To be fair, a few white lawmakers, including state Sen. Denny Jacobs from western Illinois, had already felt the impact close to home and supported such measures, bringing other colleagues along. But they remain in the minority.

The importance of universalizing an issue isn't the primary lesson to be learned from this effort. Howard's experience proves that new ideas about ways to handle entrenched problems aren't enough to change minds. Impressions about race and class, including perceived divisions based on differences in skin color, in income, in geography, continue to inform important public debate in our state. Often, they stifle that debate altogether, or at least slow it to a crawl.

Take our story this month on the employers who could hire this newly released population. We learned that hardly any takes advantage of the tax breaks and other offerings the government will give them for doing so. Few large business groups have discussed the issue or chosen to address it more widely. And more employers are relying on criminal background checks to eliminate some candidates earlier in the job hunt.

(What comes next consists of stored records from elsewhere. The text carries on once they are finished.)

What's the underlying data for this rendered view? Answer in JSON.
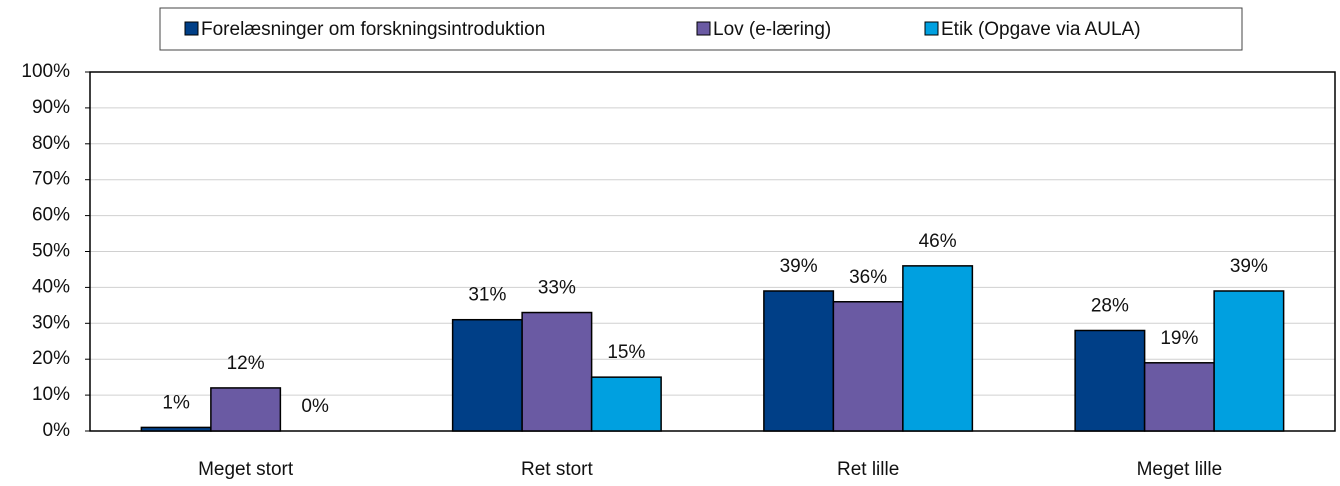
{
  "chart_data": {
    "type": "bar",
    "categories": [
      "Meget stort",
      "Ret stort",
      "Ret lille",
      "Meget lille"
    ],
    "series": [
      {
        "name": "Forelæsninger om forskningsintroduktion",
        "color": "#003f87",
        "values": [
          1,
          31,
          39,
          28
        ],
        "value_labels": [
          "1%",
          "31%",
          "39%",
          "28%"
        ]
      },
      {
        "name": "Lov (e-læring)",
        "color": "#6a5aa3",
        "values": [
          12,
          33,
          36,
          19
        ],
        "value_labels": [
          "12%",
          "33%",
          "36%",
          "19%"
        ]
      },
      {
        "name": "Etik (Opgave via AULA)",
        "color": "#00a0e0",
        "values": [
          0,
          15,
          46,
          39
        ],
        "value_labels": [
          "0%",
          "15%",
          "46%",
          "39%"
        ]
      }
    ],
    "ylim": [
      0,
      100
    ],
    "yticks": [
      {
        "value": 0,
        "label": "0%"
      },
      {
        "value": 10,
        "label": "10%"
      },
      {
        "value": 20,
        "label": "20%"
      },
      {
        "value": 30,
        "label": "30%"
      },
      {
        "value": 40,
        "label": "40%"
      },
      {
        "value": 50,
        "label": "50%"
      },
      {
        "value": 60,
        "label": "60%"
      },
      {
        "value": 70,
        "label": "70%"
      },
      {
        "value": 80,
        "label": "80%"
      },
      {
        "value": 90,
        "label": "90%"
      },
      {
        "value": 100,
        "label": "100%"
      }
    ],
    "grid": true,
    "legend": "top"
  }
}
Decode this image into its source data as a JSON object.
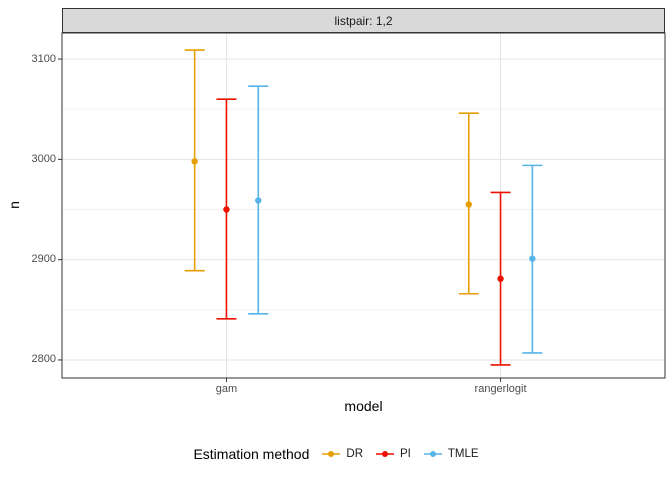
{
  "strip": {
    "label": "listpair: 1,2"
  },
  "axes": {
    "x_title": "model",
    "y_title": "n"
  },
  "legend": {
    "title": "Estimation method"
  },
  "chart_data": {
    "type": "pointrange",
    "facet_label": "listpair: 1,2",
    "title": "",
    "xlabel": "model",
    "ylabel": "n",
    "categories": [
      "gam",
      "rangerlogit"
    ],
    "ylim": [
      2782,
      3126
    ],
    "y_major_ticks": [
      2800,
      2900,
      3000,
      3100
    ],
    "y_minor_ticks": [
      2850,
      2950,
      3050
    ],
    "grid": "on",
    "legend_title": "Estimation method",
    "legend_position": "bottom",
    "panel_background": "#ffffff",
    "strip_background": "#d9d9d9",
    "grid_major_color": "#e5e5e5",
    "grid_minor_color": "#f2f2f2",
    "border_color": "#333333",
    "series": [
      {
        "name": "DR",
        "color": "#e69f00",
        "values": [
          {
            "category": "gam",
            "point": 2998,
            "low": 2889,
            "high": 3109
          },
          {
            "category": "rangerlogit",
            "point": 2955,
            "low": 2866,
            "high": 3046
          }
        ]
      },
      {
        "name": "PI",
        "color": "#ee1100",
        "values": [
          {
            "category": "gam",
            "point": 2950,
            "low": 2841,
            "high": 3060
          },
          {
            "category": "rangerlogit",
            "point": 2881,
            "low": 2795,
            "high": 2967
          }
        ]
      },
      {
        "name": "TMLE",
        "color": "#56b4e9",
        "values": [
          {
            "category": "gam",
            "point": 2959,
            "low": 2846,
            "high": 3073
          },
          {
            "category": "rangerlogit",
            "point": 2901,
            "low": 2807,
            "high": 2994
          }
        ]
      }
    ]
  }
}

The activists we talked to said the main problem is simple: It is the stigma that comes with getting released from prison. While they won't give up on improving ineffective policies, they also acknowledge that stereotypes themselves must be challenged. Coaching ex-offenders to more effectively tell their stories, they hope, will help.

Meanwhile, the population of our prisons steadily rises, along with recidivism rates and the numbers of inmates released back into our neighborhoods.

Maybe when ex-offenders represent the majority of our population, every leader will be forced to take notice-and act swiftly.